Not many people realise, but it was actually an AI-automated system that first alerted the wider world to COVID-19. On December 30 2019, the HealthMap algorithm at Boston Children’s Hospital first flagged the potential danger, and another AI model, the Canada-based ‘Blue Dot’, issued a similar alert the next day. Both bots had been using natural language processing (NLP) to scan social media and online news articles to inform public health teams. Very quickly, AI researchers were able to pinpoint the top 20 destination cities for passengers arriving from Wuhan. In hindsight, it wasn’t enough, but it shows the potential of AI to monitor for global outbreaks. Now AI researchers are teaming with tech companies to build automated tracking systems to better mine the vast amount of online data.
When you can predict something, you can prepare for it. That’s the goal of several AI researchers who are building models to protect vulnerable populations from COVID-19. One start-up, Closedloop, is using public health data to create an open-sourced ‘COVID Vulnerability Index’ – a predictive model that can identify those most at-risk from severe COVID complications. Public health teams will be able to access this model to offer targeted support where it’s needed most: contactless supply drop-offs, public health information, extra medical resources etc. In fact, scaling up efficiently is one area where AI really shines. In March 2020, Canadian AI developers worked with the Johns Hopkins Bloomberg Medical School of Public Health to create an algorithm that predicted how many hospital beds would be needed in various US states, and the optimal duration of stay-at-home orders.

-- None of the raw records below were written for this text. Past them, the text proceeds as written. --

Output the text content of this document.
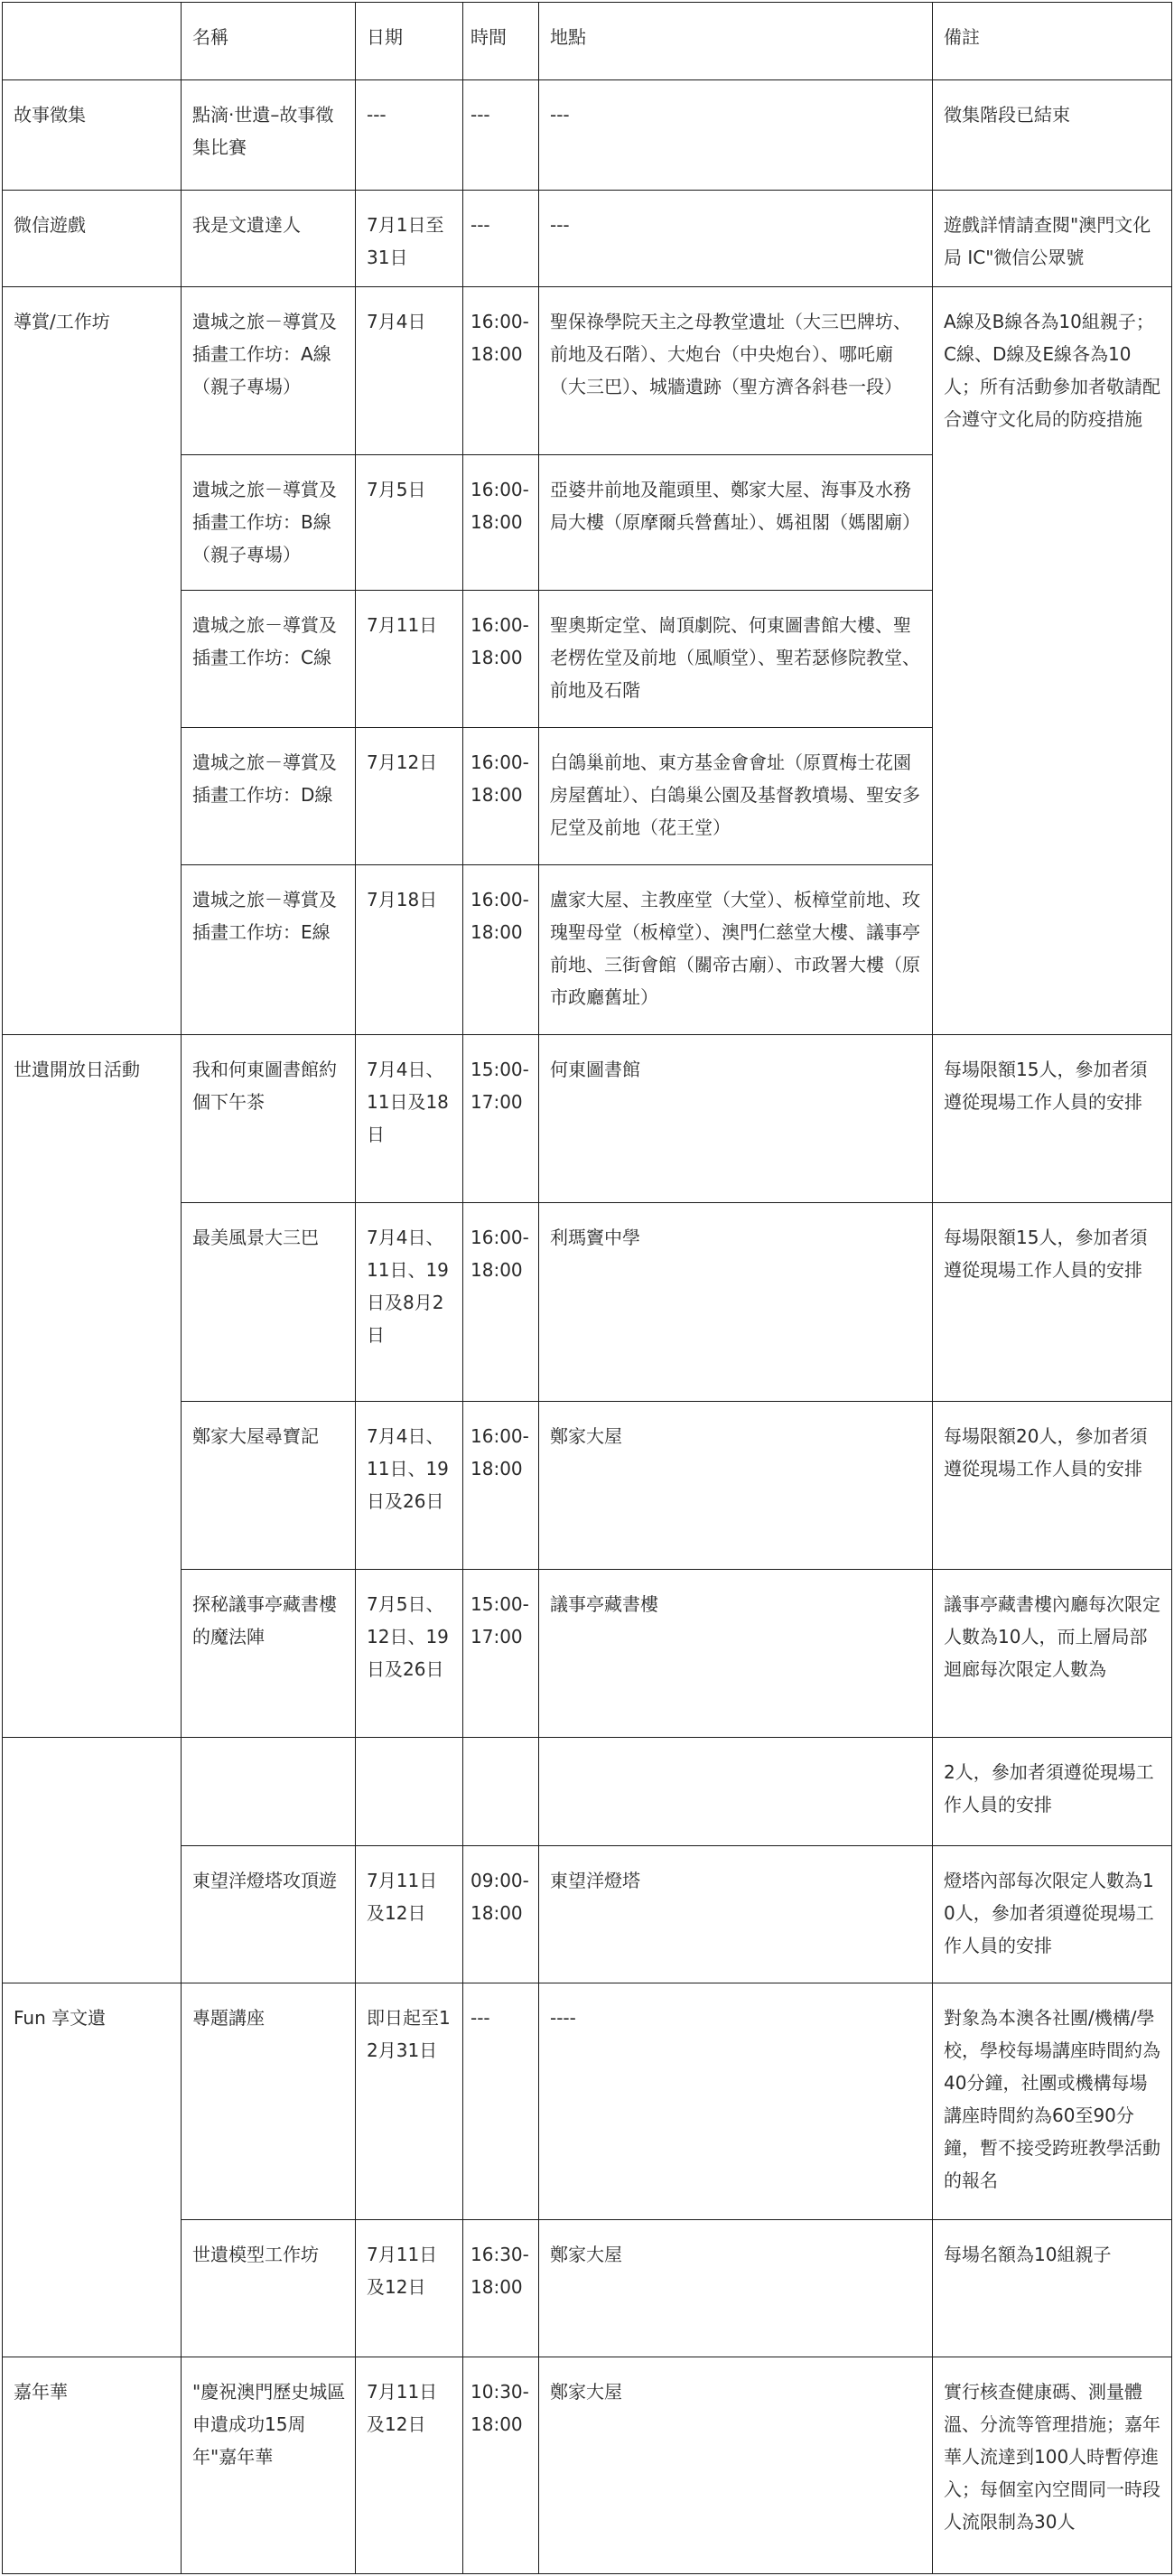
	名稱	日期	時間	地點	備註
故事徵集	點滴·世遺–故事徵集比賽	---	---	---	徵集階段已結束
微信遊戲	我是文遺達人	7月1日至31日	---	---	遊戲詳情請查閱"澳門文化局 IC"微信公眾號
導賞/工作坊	遺城之旅－導賞及插畫工作坊：A線（親子專場）	7月4日	16:00-18:00	聖保祿學院天主之母教堂遺址（大三巴牌坊、前地及石階）、大炮台（中央炮台）、哪吒廟（大三巴）、城牆遺跡（聖方濟各斜巷一段）	A線及B線各為10組親子；C線、D線及E線各為10人；所有活動參加者敬請配合遵守文化局的防疫措施
	遺城之旅－導賞及插畫工作坊：B線（親子專場）	7月5日	16:00-18:00	亞婆井前地及龍頭里、鄭家大屋、海事及水務局大樓（原摩爾兵營舊址）、媽祖閣（媽閣廟）	
	遺城之旅－導賞及插畫工作坊：C線	7月11日	16:00-18:00	聖奧斯定堂、崗頂劇院、何東圖書館大樓、聖老楞佐堂及前地（風順堂）、聖若瑟修院教堂、前地及石階	
	遺城之旅－導賞及插畫工作坊：D線	7月12日	16:00-18:00	白鴿巢前地、東方基金會會址（原賈梅士花園房屋舊址）、白鴿巢公園及基督教墳場、聖安多尼堂及前地（花王堂）	
	遺城之旅－導賞及插畫工作坊：E線	7月18日	16:00-18:00	盧家大屋、主教座堂（大堂）、板樟堂前地、玫瑰聖母堂（板樟堂）、澳門仁慈堂大樓、議事亭前地、三街會館（關帝古廟）、市政署大樓（原市政廳舊址）	
世遺開放日活動	我和何東圖書館約個下午茶	7月4日、11日及18日	15:00-17:00	何東圖書館	每場限額15人，參加者須遵從現場工作人員的安排
	最美風景大三巴	7月4日、11日、19日及8月2日	16:00-18:00	利瑪竇中學	每場限額15人，參加者須遵從現場工作人員的安排
	鄭家大屋尋寶記	7月4日、11日、19日及26日	16:00-18:00	鄭家大屋	每場限額20人，參加者須遵從現場工作人員的安排
	探秘議事亭藏書樓的魔法陣	7月5日、12日、19日及26日	15:00-17:00	議事亭藏書樓	議事亭藏書樓內廳每次限定人數為10人，而上層局部迴廊每次限定人數為
					2人，參加者須遵從現場工作人員的安排
	東望洋燈塔攻頂遊	7月11日及12日	09:00-18:00	東望洋燈塔	燈塔內部每次限定人數為10人，參加者須遵從現場工作人員的安排
Fun 享文遺	專題講座	即日起至12月31日	---	----	對象為本澳各社團/機構/學校，學校每場講座時間約為40分鐘，社團或機構每場講座時間約為60至90分鐘，暫不接受跨班教學活動的報名
	世遺模型工作坊	7月11日及12日	16:30-18:00	鄭家大屋	每場名額為10組親子
嘉年華	"慶祝澳門歷史城區申遺成功15周年"嘉年華	7月11日及12日	10:30-18:00	鄭家大屋	實行核查健康碼、測量體溫、分流等管理措施；嘉年華人流達到100人時暫停進入；每個室內空間同一時段人流限制為30人
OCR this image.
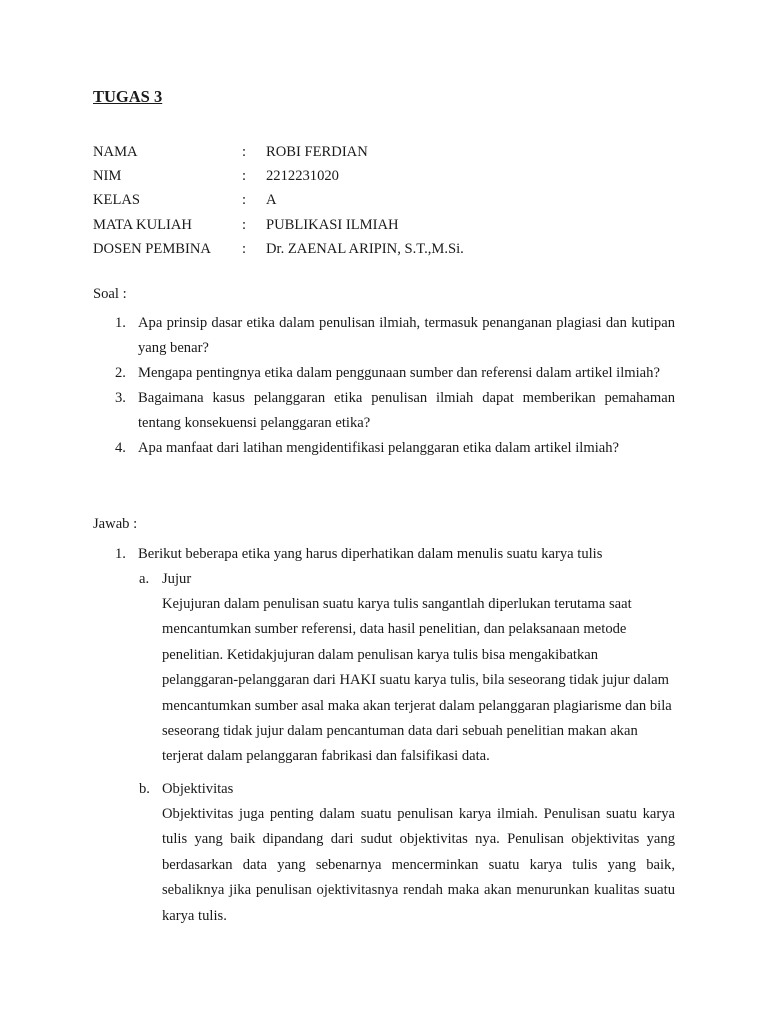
TUGAS 3
NAMA	:	ROBI FERDIAN
NIM	:	2212231020
KELAS	:	A
MATA KULIAH	:	PUBLIKASI ILMIAH
DOSEN PEMBINA	:	Dr. ZAENAL ARIPIN, S.T.,M.Si.
Soal :
1. Apa prinsip dasar etika dalam penulisan ilmiah, termasuk penanganan plagiasi dan kutipan yang benar?
2. Mengapa pentingnya etika dalam penggunaan sumber dan referensi dalam artikel ilmiah?
3. Bagaimana kasus pelanggaran etika penulisan ilmiah dapat memberikan pemahaman tentang konsekuensi pelanggaran etika?
4. Apa manfaat dari latihan mengidentifikasi pelanggaran etika dalam artikel ilmiah?
Jawab :
1. Berikut beberapa etika yang harus diperhatikan dalam menulis suatu karya tulis
a. Jujur

Kejujuran dalam penulisan suatu karya tulis sangantlah diperlukan terutama saat mencantumkan sumber referensi, data hasil penelitian, dan pelaksanaan metode penelitian. Ketidakjujuran dalam penulisan karya tulis bisa mengakibatkan pelanggaran-pelanggaran dari HAKI suatu karya tulis, bila seseorang tidak jujur dalam mencantumkan sumber asal maka akan terjerat dalam pelanggaran plagiarisme dan bila seseorang tidak jujur dalam pencantuman data dari sebuah penelitian makan akan terjerat dalam pelanggaran fabrikasi dan falsifikasi data.

b. Objektivitas

Objektivitas juga penting dalam suatu penulisan karya ilmiah. Penulisan suatu karya tulis yang baik dipandang dari sudut objektivitas nya. Penulisan objektivitas yang berdasarkan data yang sebenarnya mencerminkan suatu karya tulis yang baik, sebaliknya jika penulisan ojektivitasnya rendah maka akan menurunkan kualitas suatu karya tulis.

One of the toughest manual tasks for public health teams during the pandemic has been contact tracing. Partly this is down to the inherent unreliability and forgetfulness of interviewees, but mostly it’s because of the exponential growth factor: if one COVID patient infected three others, and each of them infects three others, the potential pool of close contacts quickly explodes beyond the ability of health teams to control. This is where AI can help. In 2020, Victoria purchased an AI platform from IBM to assist their contact tracing team. The model helped identify close contacts faster, and even potential super spreaders and hot-spot suburbs. Still, there’s a long way to go. Fully automated tracking has been rolled out in dozens of apps around the world (with varying degrees of success) and it looks like the best solution is still a mix of manual, on-the-ground contact tracing and AI support.
AI has been a huge tool for COVID researchers and health teams around the world, often in unexpected ways. AWS, for example, has launched CORD-19 Search, built on the Allen Institute for AI’s open dataset of more than 128,000 research papers, to quickly allow scientists to look-up questions about COVID-19. Specific, technical questions like “When is the salivary viral load highest?” Other developers have repurposed pneumonia medical imaging algorithms to rapidly diagnose COVID-related lung scans (UC San Diego Health is on the cutting-edge of this tech). AI is even helping in the race for COVID vaccines and anti-viral drugs. In 2020, a UK company, BenevolentAI, used an AI drug discovery platform to figure out which compounds stood the best chance against COVID-19 (they quickly found that Baricitinib, a rheumatoid arthritis drug, was the best candidate for COVID patients, and it rapidly began entering US clinical trials).
Of course, while AI is a powerful too, it’s still a tool. And that means it can be used wisely or poorly. Artificial intelligence offers humanity a weapon against COVID-19, but it’s up to us to use it effectively.